Batman: The Telltale Series Episode One Review
Telltale Games has a distinct reputation for creating stylized adventure games, designing critically acclaimed series such as The Walking Dead, Game of Thrones, and Tales from the Borderlands. Their games, as of late, are heavily story-driven with a style of gameplay harkening back to the point-and-click adventure games of the 1990s. Along with this style comes specific dialogue choices for the protagonist that can shape the world around him/her as well as some quick-time events in combat situations. On August 2, 2016, Telltale delved into the Batman mythos to create their newest episodic series. Did Telltale work its usual magic and prove that Rocksteady isn’t the only company that can make a good Batman game? That is still yet to be seen, but at the very least, Episode One is a pretty good start.
Batman features the distinct Telltale art style, which consists of characters and scenery that look a bit like a painting come to life. On the Xbox One, the game looks gorgeous, but it’s not without occasional hiccups that verge on infuriating. There can be some slowdown at times, which is very noticeable and didn’t make a good first impression on me when it happened during the first few minutes of the episode. Staying on the topic of presentation, the voice acting is pretty good. Troy Baker reprises his role from the Lego Batman series and half the time he sounds like he’s doing an impression of Roger Craig Smith’s Batman from Batman: Arkham Origins. Regardless of that, the rest of the voice cast is very good and thankfully there are no horrendously bad performances from anyone. Another neat touch that I personally like is that you can choose the color that glows from your “Bat-Tech”. Overall, the presentation is above average with a couple of inexcusable graphical hiccups that just bring it down a bit.

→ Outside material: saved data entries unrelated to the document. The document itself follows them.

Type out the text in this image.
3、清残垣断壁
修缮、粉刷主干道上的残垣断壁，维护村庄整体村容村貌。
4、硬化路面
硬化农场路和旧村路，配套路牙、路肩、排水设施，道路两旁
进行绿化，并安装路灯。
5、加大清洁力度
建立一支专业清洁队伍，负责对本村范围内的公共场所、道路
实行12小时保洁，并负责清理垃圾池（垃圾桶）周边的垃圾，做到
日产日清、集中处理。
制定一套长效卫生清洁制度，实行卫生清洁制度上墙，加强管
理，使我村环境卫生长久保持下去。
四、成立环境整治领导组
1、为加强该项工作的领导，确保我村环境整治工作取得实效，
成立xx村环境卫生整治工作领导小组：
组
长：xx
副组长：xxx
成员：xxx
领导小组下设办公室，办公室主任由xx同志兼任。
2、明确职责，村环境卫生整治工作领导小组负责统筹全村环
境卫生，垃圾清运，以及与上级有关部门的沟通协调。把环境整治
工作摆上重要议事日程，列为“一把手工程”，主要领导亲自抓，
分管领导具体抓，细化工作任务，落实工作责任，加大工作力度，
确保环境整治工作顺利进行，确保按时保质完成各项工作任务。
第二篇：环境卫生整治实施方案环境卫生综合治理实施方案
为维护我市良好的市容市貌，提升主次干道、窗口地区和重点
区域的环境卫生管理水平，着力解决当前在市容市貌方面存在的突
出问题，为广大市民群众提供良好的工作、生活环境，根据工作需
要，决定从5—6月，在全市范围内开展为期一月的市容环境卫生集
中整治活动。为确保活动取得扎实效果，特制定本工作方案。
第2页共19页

The gameplay and story structure aren’t anything new, as far as Telltale is concerned, but the formula works well when applied to the Dark Knight. The story is set early in Batman’s career where the cops hate him and Jim Gordon is still a Lieutenant. Harvey Dent is running for mayor and Bruce Wayne, as one of Dent’s major campaign contributors, decides to open up Wayne Manor for a fundraiser. Right before the fundraiser, Batman hunts down some criminals who broke into the current mayor’s office, while simultaneously chasing down Catwoman. These encounters are where the player is first introduced to the quick-time event laden combat of this game. Having just played Batman: Arkham Knight beforehand may not have helped my enjoyment of the combat, but in this episode there really isn’t a lot of combat to speak of, which makes sense because Batman is about verbal jousting and not fisticuffs. The verbal jousting is the best part of the game and I can’t wait to see how my choices pan out in the future. It is exciting to play a Batman game from the perspective of Bruce Wayne and trying to control his public image as well as handling the conflict that starts up halfway through the episode with crime boss Carmine Falcone. The only complaint I have about the dialogue sections is that the timer to pick your choice is too stringent and I can’t hear what someone entirely says. It seems that the game expects you to have a predetermined retort for every conversation and gives the player no time to actually think about what they’re saying.
Batman: A Telltale Series Episode One is a great starting point for Batman’s Telltale career and the story seems like it could be headed in a good direction. The game may have some technical hiccups on the Xbox One, but they shouldn’t completely turn you off from the game. It’s only $4.99 on the Xbox Store and it is well worth that bargain.